In my latest issue of Eulipion Outpost, I write about Arte Povera. Some aspects of mail art also relate to that art movement. I wrote the following in a previous issue of Eulipion Outpost, but only recently thought of it in terms of Arte Povera:

Receiving all this correspondance3 art has been a kind of “immersion” learning process in an art practice that has its roots and influences in Dada, Oulipo, Pop Art, and Fluxus—but it also seems to be a wide-ranging and tricksterish art movement that I’ll probably never know in depth. So I’m just starting at a little corner and sort of nibbling on that.
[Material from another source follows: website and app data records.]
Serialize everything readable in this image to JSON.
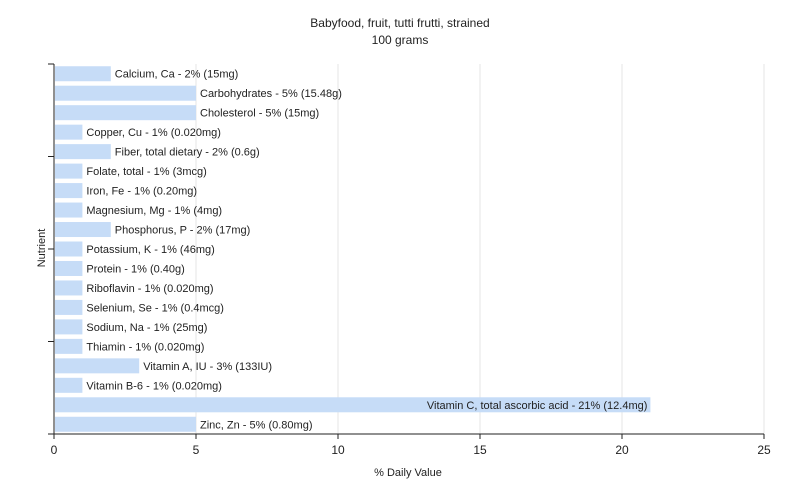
{
  "chart_data": {
    "type": "bar",
    "orientation": "horizontal",
    "title": "Babyfood, fruit, tutti frutti, strained",
    "subtitle": "100 grams",
    "xlabel": "% Daily Value",
    "ylabel": "Nutrient",
    "xlim": [
      0,
      25
    ],
    "xticks": [
      0,
      5,
      10,
      15,
      20,
      25
    ],
    "grid": true,
    "bar_color": "#c6dcf7",
    "categories": [
      "Calcium, Ca",
      "Carbohydrates",
      "Cholesterol",
      "Copper, Cu",
      "Fiber, total dietary",
      "Folate, total",
      "Iron, Fe",
      "Magnesium, Mg",
      "Phosphorus, P",
      "Potassium, K",
      "Protein",
      "Riboflavin",
      "Selenium, Se",
      "Sodium, Na",
      "Thiamin",
      "Vitamin A, IU",
      "Vitamin B-6",
      "Vitamin C, total ascorbic acid",
      "Zinc, Zn"
    ],
    "values": [
      2,
      5,
      5,
      1,
      2,
      1,
      1,
      1,
      2,
      1,
      1,
      1,
      1,
      1,
      1,
      3,
      1,
      21,
      5
    ],
    "labels": [
      "Calcium, Ca - 2% (15mg)",
      "Carbohydrates - 5% (15.48g)",
      "Cholesterol - 5% (15mg)",
      "Copper, Cu - 1% (0.020mg)",
      "Fiber, total dietary - 2% (0.6g)",
      "Folate, total - 1% (3mcg)",
      "Iron, Fe - 1% (0.20mg)",
      "Magnesium, Mg - 1% (4mg)",
      "Phosphorus, P - 2% (17mg)",
      "Potassium, K - 1% (46mg)",
      "Protein - 1% (0.40g)",
      "Riboflavin - 1% (0.020mg)",
      "Selenium, Se - 1% (0.4mcg)",
      "Sodium, Na - 1% (25mg)",
      "Thiamin - 1% (0.020mg)",
      "Vitamin A, IU - 3% (133IU)",
      "Vitamin B-6 - 1% (0.020mg)",
      "Vitamin C, total ascorbic acid - 21% (12.4mg)",
      "Zinc, Zn - 5% (0.80mg)"
    ]
  }
}
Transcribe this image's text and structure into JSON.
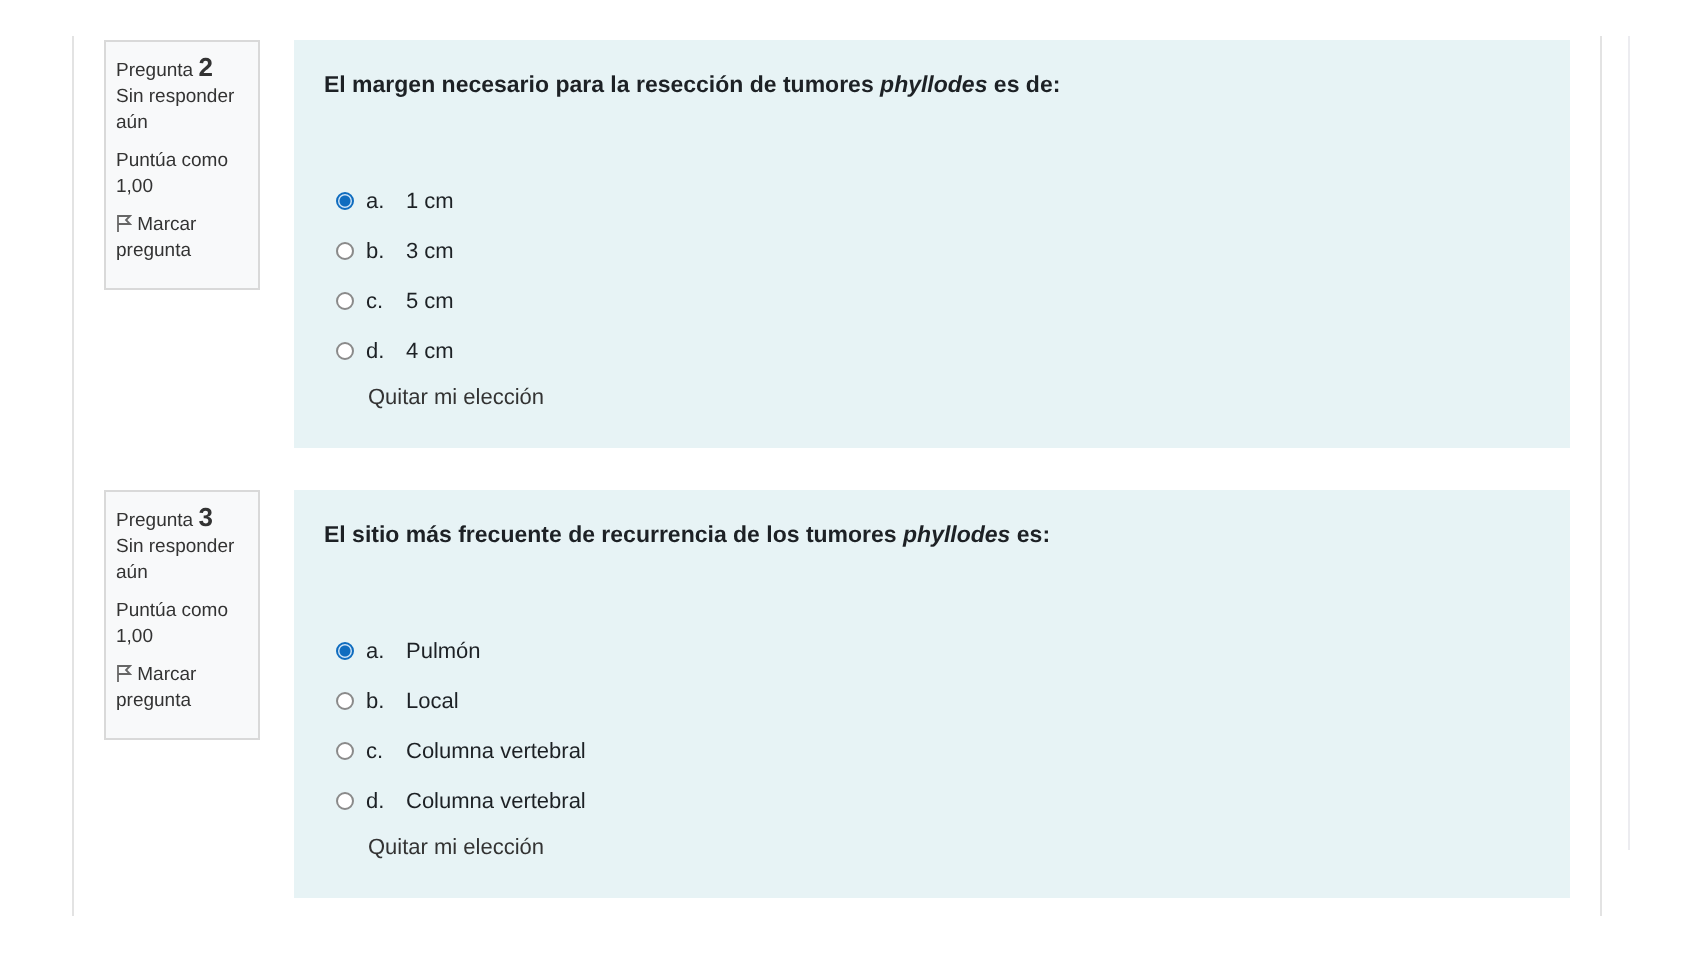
{
  "questions": [
    {
      "label": "Pregunta",
      "number": "2",
      "status": "Sin responder aún",
      "grade": "Puntúa como 1,00",
      "flag": "Marcar pregunta",
      "text": "El margen necesario para la resección de tumores *phyllodes* es de:",
      "options": [
        {
          "letter": "a.",
          "text": "1 cm",
          "selected": true
        },
        {
          "letter": "b.",
          "text": "3 cm",
          "selected": false
        },
        {
          "letter": "c.",
          "text": "5 cm",
          "selected": false
        },
        {
          "letter": "d.",
          "text": "4 cm",
          "selected": false
        }
      ],
      "clear": "Quitar mi elección"
    },
    {
      "label": "Pregunta",
      "number": "3",
      "status": "Sin responder aún",
      "grade": "Puntúa como 1,00",
      "flag": "Marcar pregunta",
      "text": "El sitio más frecuente de recurrencia de los tumores *phyllodes* es:",
      "options": [
        {
          "letter": "a.",
          "text": "Pulmón",
          "selected": true
        },
        {
          "letter": "b.",
          "text": "Local",
          "selected": false
        },
        {
          "letter": "c.",
          "text": "Columna vertebral",
          "selected": false
        },
        {
          "letter": "d.",
          "text": "Columna vertebral",
          "selected": false
        }
      ],
      "clear": "Quitar mi elección"
    }
  ]
}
There are a few aspects of mail (or correspondence) art that I gravitate towards, and they are:

  • art that, at its basis, is about community, gifting, and sharing (as opposed to monetary and patron-centered)
  • art as play and even choreography and “dance” (Ray Johnson’s “correspondance”)4
  • art that is subversive and anti-elitist, operating (mostly) outside mainstream art institutions
  • art that relies mostly on the material at hand, transforming it and circulating it as artistic expression
  • art that anyone can do, and does not require a lot of expense (i.e., framing, gallery and promotional costs, membership fees, etc.)
  • art as both relational and flexible, beginning one-on-one, but potentially expansive to a great degree; it can be utterly simple, or quite complex.